Legislation passed in 1974 permitted the Bank Board to approve some conversions of mutually-owned thrift institutions into stock corporations on an experimental basis. At issue is whether the regulatory agency still has authority to approve conversions, since a two-year period covered by the law has expired.

Bank Board Chairman Robert H. McKinney, who recently announced plans to leave the agency sometime during the summer, asserted yesterday that lawyers for the FHLBB "are confident of the Bank Board's authority and responsibility under existing law to approve federal mutual to federal stock conversions,"

McKinney called yesterday's action a "significant step forward in this agency's progress toward providing new economic opportunities for our member savings associations."

Among the principal arguments advanced in favor of conversions to stock corporations is providing a method for S&Ls to raise more capital in an era of growing financial institution competition for similar business services. Many state-chartered S&Ls have been permitted to become stock corporations and raise additional capital - posing a threat to federal S&Ls not allowed the same access.

Theoretically, S&Ls have been owned by their depositors and such customers are given rights to buy stock in conversion plans. Although depositors are owners of mutual S&Ls - including most in the D.C. area - they seldom attend annual meetings or have much of a say in management.

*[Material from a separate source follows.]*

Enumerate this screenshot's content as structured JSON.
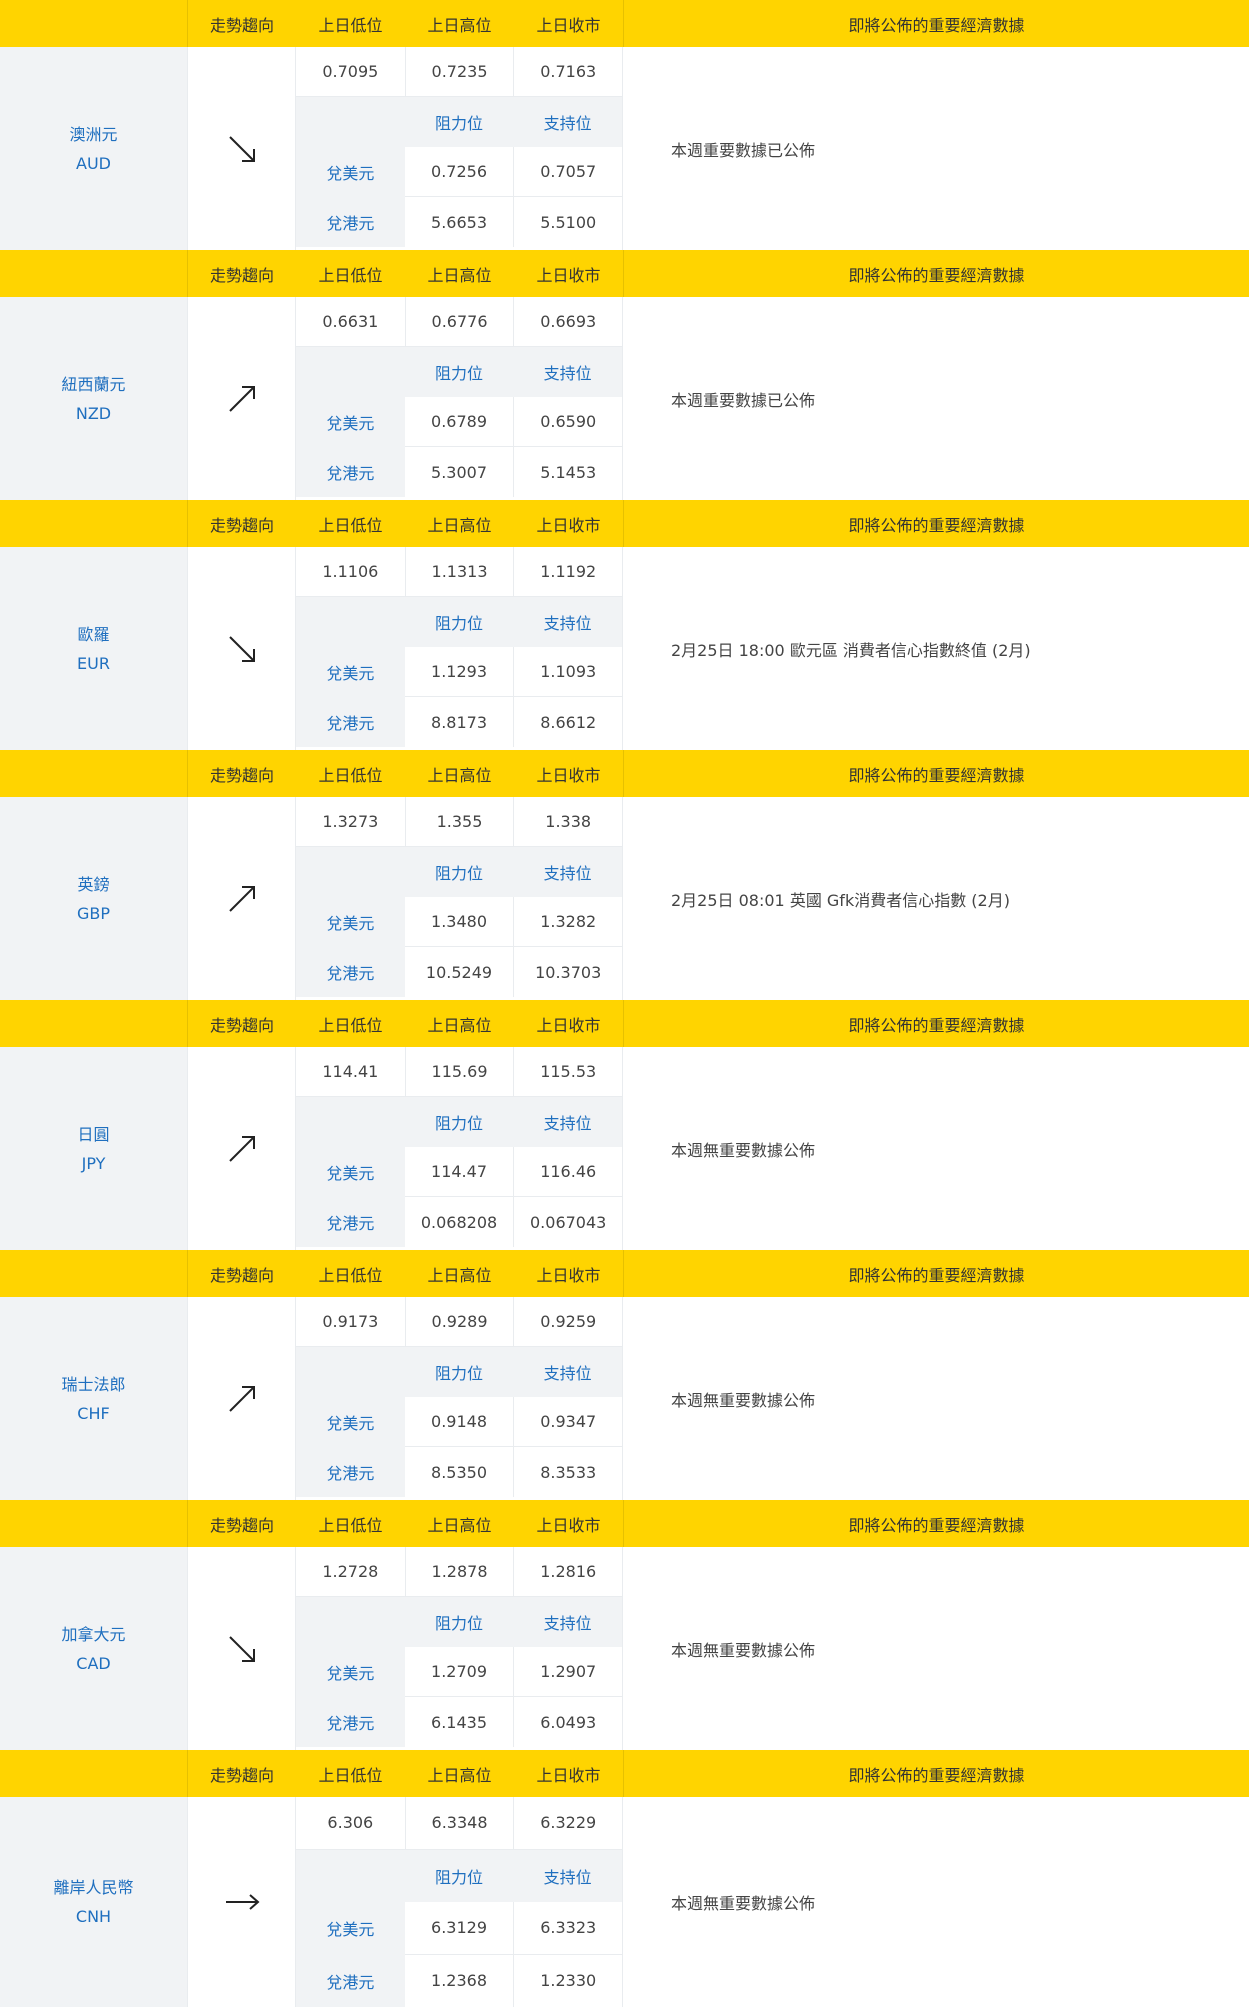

According to Kenneth Virch, executive director of the Council of Mutual Savings Institutions, most depositors of S&Ls that have been coverted lost what interest they had in the associations, even if it was seldom exercised.

To date, he said yesterday, less than 4 percent of depositors purchased stock while the 96 percent who did not buy shares lost their voting rights without compensation. "Conversions are a rip-off of the mutual members' rights," he charged.

The legality of S&L conversions is being challenged in federal court here and the General Accounting Office is preparing a study of conversions at the request of Senate Banking Committee Chairman William Proxmire D-Wis.), who has contended that further FHLBB conversion approvals are illegal.

After criticism of earlier conversions the Bank Board issued new regulations which were designed to prevent abuses by insiders of the S&Ls. Under new rules, purchases of stock by officers and directors is limited to 5 percent for an individual and 25 percent for all such persons. Any shares left after an initial offering to the general public whereas in the past, officers and directors often purchased large blocs of the shares.